OBJECTIVE: There is still disagreement about whether to routinely use
spectrophotometry to detect xanthochromia in cerebrospinal fluid (CSF) or whether visual inspection is adequate. We aimed to evaluate the diagnostic accuracy of these methods in detecting an aneurysmal subarachnoid hemorrhage in patients with sudden onset severe headache.
BACKGROUND: When a patient presents to the emergency department with a headache for which there is suspicion of a subarachnoid hemorrhage, the gold standard to rule this out is to perform a CSF analysis for xanthochromia with or without spectrophotometry if the cranial non-contrast computed tomography (CT) upon admission is negative.

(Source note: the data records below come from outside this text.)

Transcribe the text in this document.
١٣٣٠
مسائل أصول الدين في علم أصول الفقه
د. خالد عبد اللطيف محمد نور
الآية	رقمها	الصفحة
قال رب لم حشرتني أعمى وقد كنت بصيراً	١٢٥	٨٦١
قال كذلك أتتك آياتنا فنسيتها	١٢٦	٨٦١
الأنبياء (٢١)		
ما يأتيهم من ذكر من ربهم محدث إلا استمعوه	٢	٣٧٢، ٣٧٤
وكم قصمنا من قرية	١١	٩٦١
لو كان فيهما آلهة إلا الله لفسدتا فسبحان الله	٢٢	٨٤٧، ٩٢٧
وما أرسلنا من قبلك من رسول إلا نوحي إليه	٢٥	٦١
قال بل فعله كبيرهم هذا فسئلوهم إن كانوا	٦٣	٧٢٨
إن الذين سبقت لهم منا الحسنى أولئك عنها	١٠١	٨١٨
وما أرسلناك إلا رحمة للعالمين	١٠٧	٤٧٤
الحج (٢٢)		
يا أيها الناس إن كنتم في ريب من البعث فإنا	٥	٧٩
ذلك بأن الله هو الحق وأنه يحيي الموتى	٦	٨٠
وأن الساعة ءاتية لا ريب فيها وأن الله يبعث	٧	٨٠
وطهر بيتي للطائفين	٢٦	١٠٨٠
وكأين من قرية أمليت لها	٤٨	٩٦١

METHODS: Having applied the gold standard, we retrospectively included patients with acute headache who underwent both CT scan and CSF spectrophotometry at our hospital in the period 2002-2020. Patients were excluded if the cranial CT was interpreted as positive, there was a bloody CSF, or if visual assessment data of the CSF was unavailable. We scrutinized the patients\' medical records and evaluated the benefit of
spectrophotometry compared to visual inspection. The net bilirubin absorbance cut-off for support of subarachnoid hemorrhage was set at >0.007 absorbance units. The
spectrophotometry was also considered positive if the net bilirubin absorbance was ≤0.007 and net oxyhemoglobin absorbance was ≥0.1 absorbance units. We calculated and compared the sensitivity and specificity of CSF
spectrophotometry and visual inspection of the CSF.

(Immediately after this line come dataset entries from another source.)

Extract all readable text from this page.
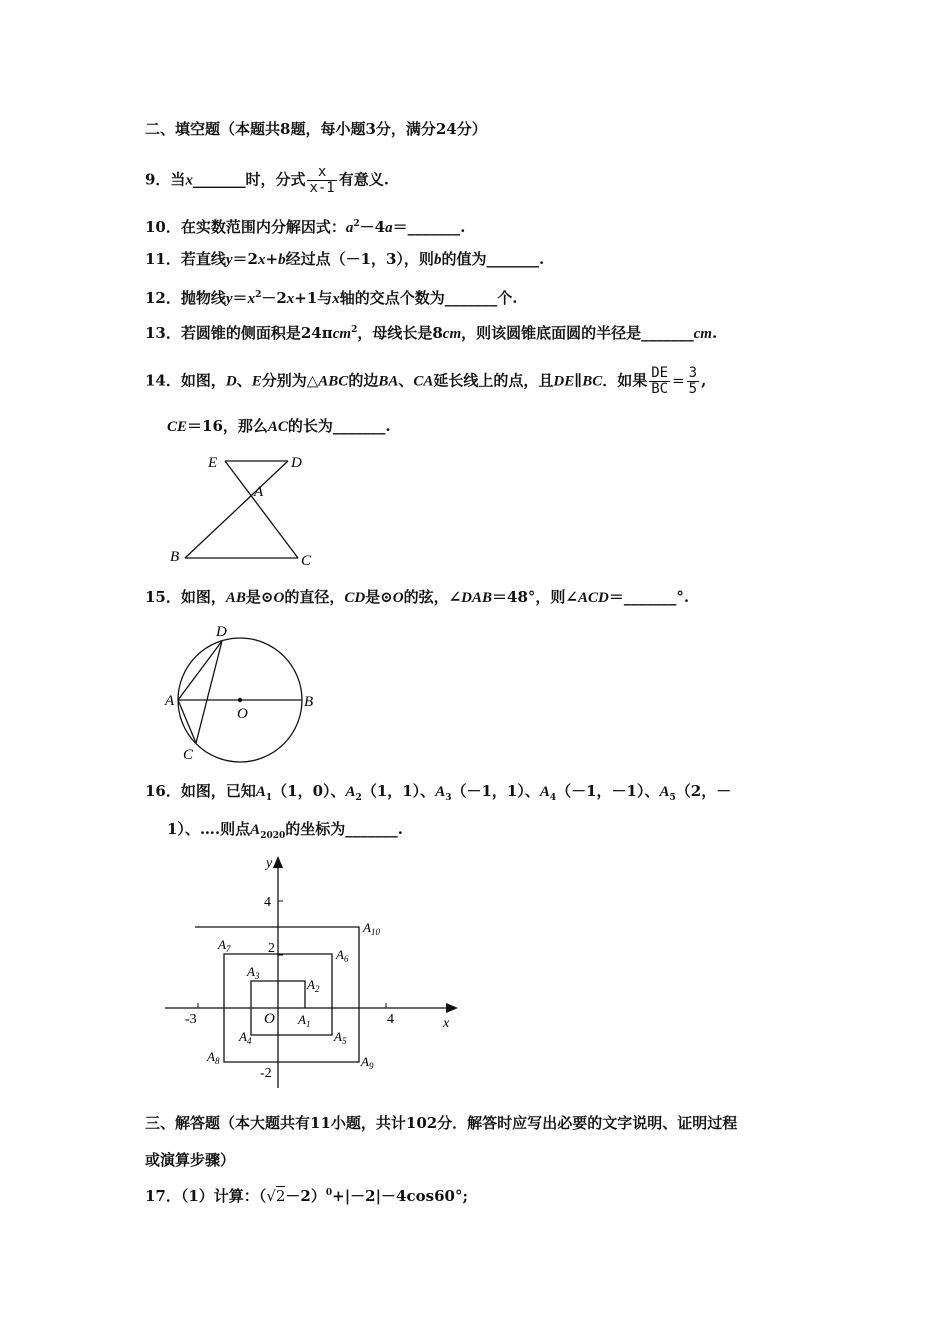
二、填空题（本题共8题，每小题3分，满分24分）
9．当x_______时，分式 $\frac{x}{x-1}$ 有意义.
10．在实数范围内分解因式：$a^2-4a=\_\_\_\_\_\_\_$.
11．若直线y＝2x+b经过点（－1，3），则b的值为_______.
12．抛物线$y=x^2-2x+1$与x轴的交点个数为_______个.
13．若圆锥的侧面积是24πcm$^2$，母线长是8cm，则该圆锥底面圆的半径是_______cm.
14．如图，D、E分别为△ABC的边BA、CA延长线上的点，且DE∥BC．如果 $\frac{DE}{BC} = \frac{3}{5}$ ,
CE＝16，那么AC的长为_______.
E	D
A
B	C
15．如图，AB是⊙O的直径，CD是⊙O的弦，∠DAB＝48°，则∠ACD＝_______°.
D
A
O
B
C
16．如图，已知$A_1(1$，0）、$A_2(1$，1）、$A_3(-1$，1）、$A_4(-1$，－1）、$A_5(2$，－
1）、….则点$A_{2020}$的坐标为_______.
y
x
O
4
2
-2
-3	4
$A_1$
$A_2$
$A_3$
$A_4$	$A_5$
$A_6$
$A_7$
$A_8$	$A_9$
$A_{10}$
三、解答题（本大题共有11小题，共计102分．解答时应写出必要的文字说明、证明过程
或演算步骤）
17．（1）计算：$(√2-2)^0+|-2|-4\cos 60^\circ$;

RESULTS: In total, 769 patients, with a mean age of 42.3 ± (standard deviation [SD] = 17.3) years, were included. The headache onset was classified as a thunderclap headache in 41.5%, and 4.7% had a sudden loss of consciousness. Fifteen patients (2%) were finally diagnosed with a subarachnoid hemorrhage, six (0.8%) had an aneurysmal subarachnoid hemorrhage, seven (0.9%) had a perimesencephalic hemorrhage, one (0.1%) had a cortical cerebral sinus venous thrombosis, and one (0.1%) had a spinal epidural hematoma. Four patients (0.5%) had a subarachnoid hemorrhage that was not detected by visual inspection, and two were caused by an aneurysmal rupture. One of these two patients died just before intervention, and the other underwent coiling for an anterior communicating aneurysm. The number needed for lumbar puncture to detect a subarachnoid hemorrhage was 51, but 128 to detect an aneurysmal hemorrhage. The corresponding numbers needed for CSF spectrophotometric analysis were 192 and 385, respectively. Spectrophotometry was positive in 31 patients (4.0%), of whom 18 (2.3%) also had visually detected xanthochromia (11 true positive). The mean net bilirubin absorbance in the 13 samples with visually clear CSF was 0.0111 ± (SD = 0.0103) absorbance units, compared to 0.0017 ± (SD = 0.0013) in the CSF with negative spectrophotometry. The corresponding figures for net oxyhemoglobin absorbance were 0.0391 ± (SD = 0.0522) versus 0.0057 ± (SD = 0.0081). The sensitivity of spectrophotometric xanthochromia detection was 100% (95% confidence interval [CI], 78-100), compared to 73% (95% CI, 45-92) for visual xanthochromia detection. The specificity of spectrophotometric xanthochromia detection was 98% (95% CI, 97-99) compared to 99% (95% CI, 98-100) for visual xanthochromia detection. Both methods had high negative predictive values: 100% (95% CI, 99.5-100) versus 99.5% (95% CI, 98.6-99.9), respectively.
CONCLUSIONS: Both visual inspection and
spectrophotometry have high diagnostic accuracy for detecting CSF xanthochromia, but the lower sensitivity of visual assessment makes it unreliable, and we recommend the use of spectrophotometry in clinical practice.